The question Our Lord asks St. Peter is

‘Do you love me?

Peter’s response is ‘Yes, you know that I love you’. Jesus says, ‘Feed my sheep’

Again

‘Do you love me?’

‘Yes, ’ says St. Peter, ‘You know that I love you’

Jesus says, ‘Feed my sheep’

Again!

‘Do you love me?’

‘Yes, Lord, you know that I love you.’

Jesus says ‘Feed my sheep’

So what is going on?

Here are a few guesses. To my mind, it’s almost as if the Master is asking … Are you really sure about this, Peter? Really,… Really sure. And sometimes when we are a bit undependable, then perhaps we might need to be asked, or maybe we should frequently ask ourselves… Do I love him?

And having secured the positive response. Then… very well, Peter, this is what it will involve. If you love Him, then that love for Him must find outward expression in your care and love for other people. You can’t say ‘Yes, Lord, you know that I love you’ and then ignore the needs of those around you. The master's lambs and sheep. The lost, the stray, the wounded and the weak. Show me you love me by tending and feeding those who are hungry and in the muck of life. Put on your gumboots, walk into the dirty, watery dam of humanity, and extract the grimy, filthy. Hug the muddy wet ones, put them on your shoulder, take them home, feed them and rejoice with them, for they, like you, were lost and now are found, and there is the party of heaven to enjoy.

This is what I think Our Lord was alluding to in the second part of the job interview with St. Peter.

“When you were younger, you dressed yourself and went where you wanted; but when you are old, you will stretch out your hands, and someone else will dress you and lead you where you do not want to go,”  Jesus said this to indicate the kind of death by which Peter would glorify God. Then he said to him, “Follow me!”

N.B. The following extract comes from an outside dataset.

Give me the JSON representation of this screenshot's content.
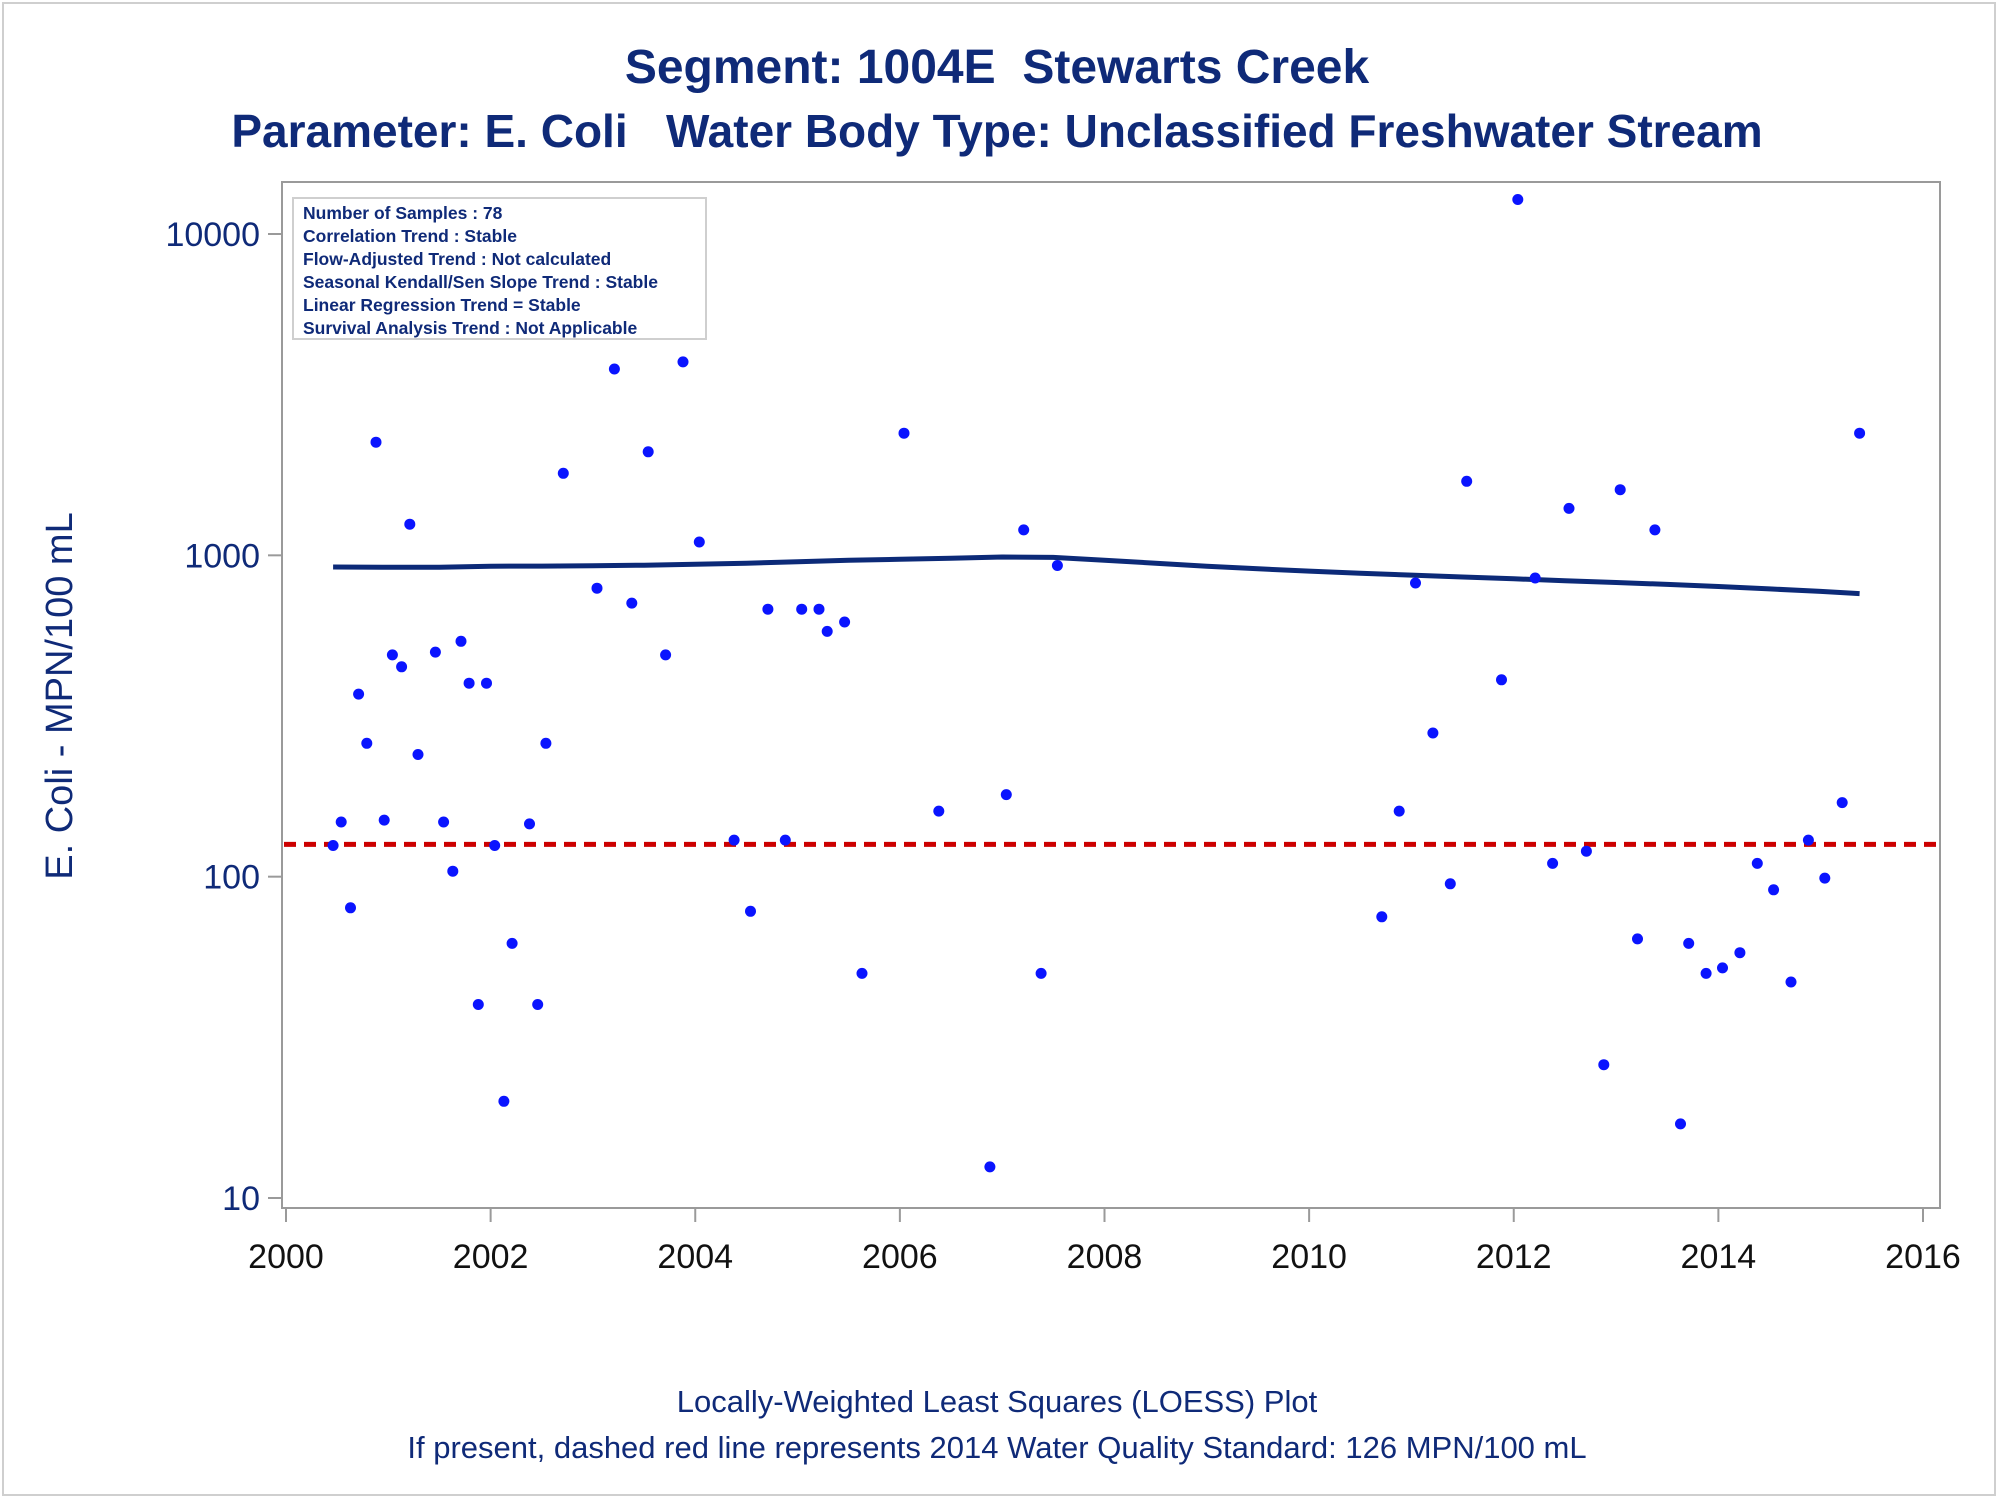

Because of your love for me, Peter, you must relinquish the leadership of yourself. You will be dressed in new clothing and led in ways that you did not expect, and that will be uncomfortable for you. You are no longer your own boss. I write up your diary, set your timetable, govern your activities and tell you what you should be doing, where, when and how. It won’t always be easy, pretty and pleasant, and it will cost you… Well, it will cost you everything.

This is the deal. The deal of a lifetime and it is offered to us not because of our flakiness and shoddiness and our past, but because the Master sees our potential and our future.

 

And there are times when we feel inadequate, that it’s not working and that only if I were smarter, quicker, more loving, more ‘rock-like’ then the church of God could be sorted out in no time. But it is in those honest moments of self-reflection when we see our inadequacies that we become fully reliant on Him who offers us the deal of our lifetime. The one who turns, looks us in the eye and simply says ‘Follow me’. Do we dare?